NFL issues stricter concussion guidelines

NFL Notes

Falcons running back Turner misses practice

Jaguars will be without Mathis

December 03, 2009|By From Sun news services

NFL teams now have new, stricter instructions for when players should be allowed to return to games or practices after head injuries, guidelines that go into effect this week.

In the latest step by the league to address a hot-button issue, commissioner Roger Goodell sent a memo to the 32 clubs Wednesday saying a player who gets a concussion shouldn't return to action the same day if he shows certain signs or symptoms.

Those include an inability to remember assignments or plays, a gap in memory, persistent dizziness and persistent headaches.

The old standard, established in 2007, said a player should not be allowed to return to the same game if he lost consciousness.

Wednesday's memo also says players "are to be encouraged to be candid with team medical staffs and fully disclose any signs or symptoms that may be associated with a concussion."

Nearly one-fifth of 160 NFL players surveyed by the Associated Press from Nov. 2-15 replied that they have hidden or played down the effects of a concussion.

FALCONS: Running back Michael Turner sat out practice but isn't giving up on playing in a crucial game against the Eagles.

Turner initially suffered a high right ankle sprain in a Nov. 15 loss at Carolina. After sitting out a game, he returned to play Sunday against the Tampa Bay Buccaneers, only to go down again in the third quarter with the same problem.

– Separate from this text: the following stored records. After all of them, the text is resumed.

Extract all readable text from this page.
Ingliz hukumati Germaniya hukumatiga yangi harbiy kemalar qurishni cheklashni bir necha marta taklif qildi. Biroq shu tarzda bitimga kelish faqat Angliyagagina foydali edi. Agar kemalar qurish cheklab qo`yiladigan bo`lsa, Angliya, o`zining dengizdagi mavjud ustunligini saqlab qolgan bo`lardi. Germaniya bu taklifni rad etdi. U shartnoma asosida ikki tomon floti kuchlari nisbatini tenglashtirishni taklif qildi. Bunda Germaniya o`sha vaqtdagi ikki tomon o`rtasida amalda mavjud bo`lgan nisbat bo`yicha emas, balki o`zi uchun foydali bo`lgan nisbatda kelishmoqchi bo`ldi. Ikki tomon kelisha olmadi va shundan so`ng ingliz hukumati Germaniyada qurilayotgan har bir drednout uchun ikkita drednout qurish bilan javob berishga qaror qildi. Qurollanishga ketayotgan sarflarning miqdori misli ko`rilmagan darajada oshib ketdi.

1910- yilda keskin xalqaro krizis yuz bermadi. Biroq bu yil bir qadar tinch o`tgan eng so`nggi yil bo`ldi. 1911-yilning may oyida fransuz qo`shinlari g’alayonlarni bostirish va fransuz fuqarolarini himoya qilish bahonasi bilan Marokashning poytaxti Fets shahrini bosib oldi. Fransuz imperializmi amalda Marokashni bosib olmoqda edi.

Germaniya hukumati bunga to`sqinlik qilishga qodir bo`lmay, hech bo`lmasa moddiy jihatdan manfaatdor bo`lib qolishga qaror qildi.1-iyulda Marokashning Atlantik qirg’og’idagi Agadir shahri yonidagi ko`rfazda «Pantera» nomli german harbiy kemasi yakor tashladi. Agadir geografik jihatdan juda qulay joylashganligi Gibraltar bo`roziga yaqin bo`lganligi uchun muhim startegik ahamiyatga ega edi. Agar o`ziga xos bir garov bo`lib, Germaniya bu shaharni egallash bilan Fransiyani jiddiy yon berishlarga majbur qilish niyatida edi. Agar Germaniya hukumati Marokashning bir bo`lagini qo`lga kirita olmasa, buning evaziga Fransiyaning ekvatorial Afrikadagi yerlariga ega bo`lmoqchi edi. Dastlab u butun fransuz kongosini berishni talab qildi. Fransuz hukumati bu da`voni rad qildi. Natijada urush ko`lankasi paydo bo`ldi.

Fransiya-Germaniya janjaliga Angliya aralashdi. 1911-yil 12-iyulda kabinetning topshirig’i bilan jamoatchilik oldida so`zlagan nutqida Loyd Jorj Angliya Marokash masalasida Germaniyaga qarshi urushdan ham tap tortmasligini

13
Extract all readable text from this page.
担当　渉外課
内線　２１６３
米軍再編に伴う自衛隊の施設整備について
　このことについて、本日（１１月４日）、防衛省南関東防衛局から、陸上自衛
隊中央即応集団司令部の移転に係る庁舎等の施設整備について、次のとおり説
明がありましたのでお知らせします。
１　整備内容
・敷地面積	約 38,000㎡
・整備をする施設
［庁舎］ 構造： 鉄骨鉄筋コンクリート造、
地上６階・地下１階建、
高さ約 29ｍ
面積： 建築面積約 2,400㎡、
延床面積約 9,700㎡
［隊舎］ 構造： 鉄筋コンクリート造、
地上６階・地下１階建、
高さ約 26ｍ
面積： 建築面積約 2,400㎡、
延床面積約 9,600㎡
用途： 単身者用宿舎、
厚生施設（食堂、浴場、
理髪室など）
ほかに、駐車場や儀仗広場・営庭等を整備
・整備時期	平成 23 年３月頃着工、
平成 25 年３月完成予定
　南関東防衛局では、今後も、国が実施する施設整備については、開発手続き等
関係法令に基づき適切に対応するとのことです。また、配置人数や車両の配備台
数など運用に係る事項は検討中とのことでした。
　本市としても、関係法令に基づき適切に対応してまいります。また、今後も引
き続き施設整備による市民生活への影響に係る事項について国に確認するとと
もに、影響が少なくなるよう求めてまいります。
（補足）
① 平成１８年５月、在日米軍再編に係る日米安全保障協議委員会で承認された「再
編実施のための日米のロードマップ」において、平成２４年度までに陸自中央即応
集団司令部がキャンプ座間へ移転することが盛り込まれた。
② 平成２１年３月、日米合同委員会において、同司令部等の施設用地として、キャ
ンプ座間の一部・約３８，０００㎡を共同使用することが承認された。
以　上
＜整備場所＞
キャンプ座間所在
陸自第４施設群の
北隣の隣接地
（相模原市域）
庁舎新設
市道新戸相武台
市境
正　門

Atlanta has already ruled out starting quarterback Matt Ryan with an injured toe.

GIANTS: Backup running backs Ahmad Bradshaw and Danny Ware missed practice Wednesday, and coach Tom Coughlin is uncertain about their status for Sunday's matchup with the Cowboys.

JAGUARS: Jacksonville will be without cornerback Rashean Mathis for a third consecutive week. Coach Jack Del Rio ruled Mathis out for Sunday's game against Houston.

RAIDERS: All-Pro cornerback Nnamdi Asomugha says the defense is too simple. "We're a team that chooses to be who we are regardless of who we're playing against and regardless of the matchups or the things that the other team is going to present," Asomugha said. "We've got one way of doing it and that's what we do, and teams can get us into some tough situations."

SAINTS: New Orleans' win over the Patriots on Monday night was the second-most-watched cable telecast of all time. The game on ESPN was seen by 21.4 million viewers, second only to the 21.8 million for the Packers-Vikings game Oct. 5.

STEELERS: Hines Ward'sapology to Ben Roethlisberger was extended to the rest of the team. Ward said at a team meeting that he regretted creating a distraction when he questioned why a concussion had kept Roethlisberger from playing against the Ravens on Sunday night. Roethlisberger hasn't reported any headaches since Friday and practiced Wednesday for Sunday's game against Oakland.